3. Nachrangigkeit des Luftverkehrsrechts hinter dem Naturschutzrecht

Schließlich wird behördenseits postuliert, dass das Naturschutzrecht dem Luftverkehrsrecht im Bereich des unbemannten Luftverkehrs vorgehe. Dies wird aus § 21i Abs. 3 LuftVO für den Betrieb von jeglichen UAVs sowie aus § 21f Abs. 7 LuftVO speziell für den Betrieb von Flugmodellen abgeleitet. In diesen beiden LuftVO-Regelungen heißt es:

“Schutzvorschriften [...] insbesondere des Bundesnaturschutzgesetzes [...] sowie das Naturschutzrecht der Länder [...] bleiben unberührt.”

“Bleiben unberührt” ist die juristische Formulierung für “sind anzuwenden”.

Entgegen dem Behördenpostulat wird mit dieser Regelung das Luftverkehrsrecht für den UAV- und Modellflugbereich insbesondere nicht dem Naturschutzrecht des Bundes und/oder der Länder nachgeordnet, sondern nur speziell darauf hingewiesen, dass neben den luftrechtlichen Anforderungen auch die Anforderungen des Naturschutzes zu beachten sind.
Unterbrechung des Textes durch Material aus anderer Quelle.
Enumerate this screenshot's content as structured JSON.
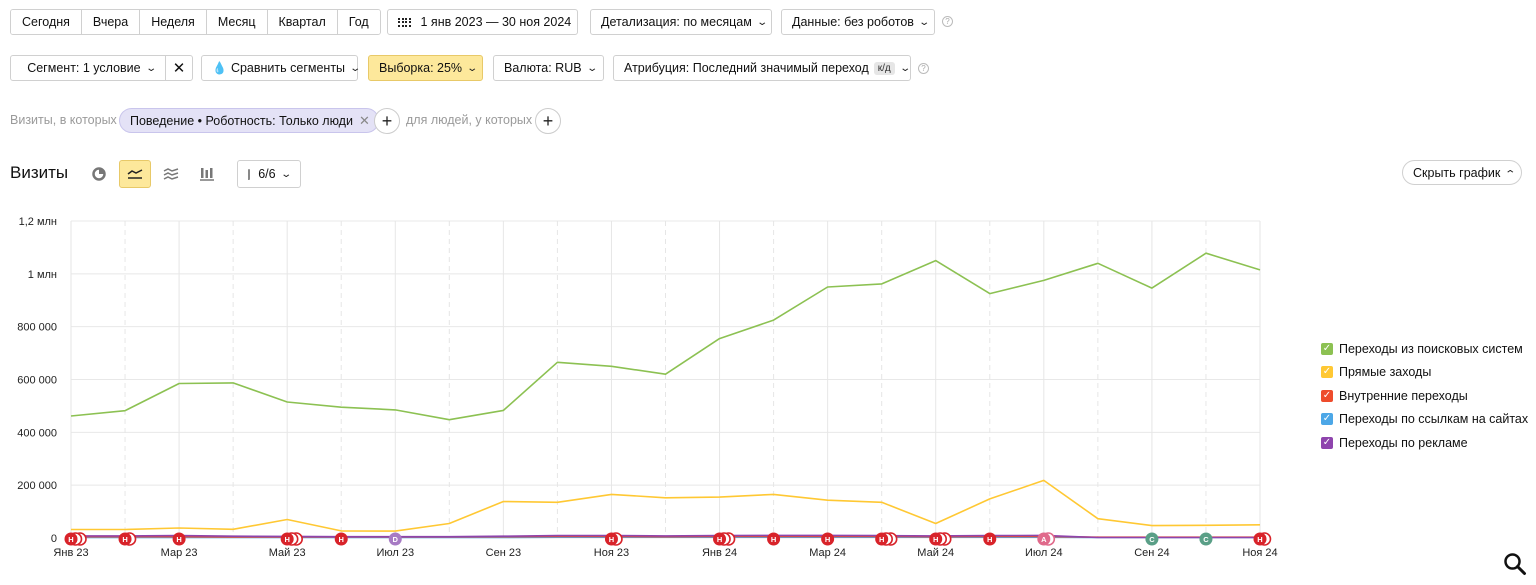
{
  "periods": [
    "Сегодня",
    "Вчера",
    "Неделя",
    "Месяц",
    "Квартал",
    "Год"
  ],
  "date_range": "1 янв 2023 — 30 ноя 2024",
  "detail": "Детализация: по месяцам",
  "data_filter": "Данные: без роботов",
  "segment": "Сегмент: 1 условие",
  "compare": "Сравнить сегменты",
  "sample": "Выборка: 25%",
  "currency": "Валюта: RUB",
  "attribution": "Атрибуция: Последний значимый переход",
  "attribution_badge": "к/д",
  "help_mark": "?",
  "visits_prefix": "Визиты, в которых",
  "behavior_chip": "Поведение • Роботность: Только люди",
  "people_suffix": "для людей, у которых",
  "chart_title": "Визиты",
  "annotations_count": "6/6",
  "hide_chart": "Скрыть график",
  "colors": {
    "search": "#8cc152",
    "direct": "#ffc833",
    "internal": "#ee4c2c",
    "links": "#4ca7e7",
    "ads": "#8e44ad",
    "marker_red": "#d8232a",
    "marker_purple": "#a77bc4",
    "marker_green": "#5a9f87",
    "marker_pink": "#e06a8b"
  },
  "chart_data": {
    "type": "line",
    "title": "Визиты",
    "x": [
      "Янв 23",
      "Фев 23",
      "Мар 23",
      "Апр 23",
      "Май 23",
      "Июн 23",
      "Июл 23",
      "Авг 23",
      "Сен 23",
      "Окт 23",
      "Ноя 23",
      "Дек 23",
      "Янв 24",
      "Фев 24",
      "Мар 24",
      "Апр 24",
      "Май 24",
      "Июн 24",
      "Июл 24",
      "Авг 24",
      "Сен 24",
      "Окт 24",
      "Ноя 24"
    ],
    "x_tick_labels": [
      "Янв 23",
      "Мар 23",
      "Май 23",
      "Июл 23",
      "Сен 23",
      "Ноя 23",
      "Янв 24",
      "Мар 24",
      "Май 24",
      "Июл 24",
      "Сен 24",
      "Ноя 24"
    ],
    "y_ticks": [
      0,
      200000,
      400000,
      600000,
      800000,
      1000000,
      1200000
    ],
    "y_tick_labels": [
      "0",
      "200 000",
      "400 000",
      "600 000",
      "800 000",
      "1 млн",
      "1,2 млн"
    ],
    "ylim": [
      0,
      1200000
    ],
    "grid": true,
    "legend_position": "right",
    "series": [
      {
        "name": "Переходы из поисковых систем",
        "color": "#8cc152",
        "values": [
          462000,
          482000,
          585000,
          587000,
          515000,
          495000,
          485000,
          448000,
          483000,
          665000,
          650000,
          620000,
          755000,
          825000,
          950000,
          962000,
          1050000,
          925000,
          975000,
          1040000,
          946000,
          1078000,
          1015000
        ]
      },
      {
        "name": "Прямые заходы",
        "color": "#ffc833",
        "values": [
          32000,
          32000,
          38000,
          33000,
          70000,
          27000,
          26000,
          55000,
          138000,
          135000,
          165000,
          152000,
          155000,
          165000,
          143000,
          135000,
          55000,
          148000,
          218000,
          73000,
          47000,
          48000,
          50000
        ]
      },
      {
        "name": "Внутренние переходы",
        "color": "#ee4c2c",
        "values": [
          5000,
          5000,
          5000,
          4000,
          4000,
          4000,
          4000,
          4000,
          5000,
          6000,
          6000,
          5000,
          6000,
          6000,
          6000,
          6000,
          5000,
          6000,
          6000,
          3000,
          3000,
          3000,
          3000
        ]
      },
      {
        "name": "Переходы по ссылкам на сайтах",
        "color": "#4ca7e7",
        "values": [
          2000,
          2000,
          2000,
          2000,
          2000,
          2000,
          2000,
          2000,
          2000,
          3000,
          3000,
          3000,
          3000,
          3000,
          3000,
          3000,
          3000,
          3000,
          3000,
          2000,
          2000,
          2000,
          2000
        ]
      },
      {
        "name": "Переходы по рекламе",
        "color": "#8e44ad",
        "values": [
          8000,
          8000,
          9000,
          7000,
          6000,
          5000,
          5000,
          5000,
          7000,
          9000,
          9000,
          8000,
          9000,
          10000,
          10000,
          9000,
          8000,
          9000,
          10000,
          2000,
          2000,
          2000,
          2000
        ]
      }
    ],
    "markers": [
      {
        "month": 0,
        "label": "Н",
        "type": "red",
        "stack": 3
      },
      {
        "month": 1,
        "label": "Н",
        "type": "red",
        "stack": 2
      },
      {
        "month": 2,
        "label": "Н",
        "type": "red",
        "stack": 1
      },
      {
        "month": 4,
        "label": "Н",
        "type": "red",
        "stack": 3
      },
      {
        "month": 5,
        "label": "Н",
        "type": "red",
        "stack": 1
      },
      {
        "month": 6,
        "label": "D",
        "type": "purple",
        "stack": 1
      },
      {
        "month": 10,
        "label": "Н",
        "type": "red",
        "stack": 2
      },
      {
        "month": 12,
        "label": "Н",
        "type": "red",
        "stack": 3
      },
      {
        "month": 13,
        "label": "Н",
        "type": "red",
        "stack": 1
      },
      {
        "month": 14,
        "label": "Н",
        "type": "red",
        "stack": 1
      },
      {
        "month": 15,
        "label": "Н",
        "type": "red",
        "stack": 3
      },
      {
        "month": 16,
        "label": "Н",
        "type": "red",
        "stack": 3
      },
      {
        "month": 17,
        "label": "Н",
        "type": "red",
        "stack": 1
      },
      {
        "month": 18,
        "label": "A",
        "type": "pink",
        "stack": 2
      },
      {
        "month": 20,
        "label": "C",
        "type": "green",
        "stack": 1
      },
      {
        "month": 21,
        "label": "C",
        "type": "green",
        "stack": 1
      },
      {
        "month": 22,
        "label": "Н",
        "type": "red",
        "stack": 2
      }
    ]
  }
}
Damit sind die allgemeinen Anforderungen des Naturschutzes gemeint, die für jedermann gelten (was in dieser Form im übrigen Luftverkehr außerhalb des UAV-Bereichs nicht gilt). Dieser Beachtungsaufruf war dem Gesetzgeber im UAV-Bereich deshalb wichtig, weil der UAV-Luftverkehr anders als der übrige Luftverkehr in der Regel bodennah und damit ggf. in unmittelbarer Nähe zu Naturschutzgütern und -belangen stattfinden kann. Die Regelung richtet sich also an die UAV-Betreiber. Ihr kann kein Inhalt entnommen werden, dass das Luftverkehrsrecht im UAV-Bereich dem Naturschutzrecht nachgeordnet ist, oder sogar die entsprechenden Rechtsetzungsstellen im Naturschutzrecht Regelungen erlassen dürfen, die den Bestimmungen des Luftverkehrs vorgehen und den Luftverkehr damit (final) regelt. 

In Klärung

Die vorgebrachten Bedenken werden ganz offenbar von den jeweiligen Behörden selbst nicht für wirklich durchgreifend gehalten. Aus diesem Grund sind die Fach- und Rechtsaufsichtsbehörden eingeschaltet worden, um die aufgeworfenen Fragen zu behandeln. Diese Aufsichtsbehörden haben diese Thematik dem Vernehmen nach ihrerseits an die Oberbehörden weitergeleitet, um insoweit eine einheitliche Lösung zu erarbeiten. Derzeit gehen der “Modellflug im DAeC” sowie der MFSD davon aus, dass im kommenden Jahr eine endgültige Klärung zugunsten des Modellflugs erwartet werden kann.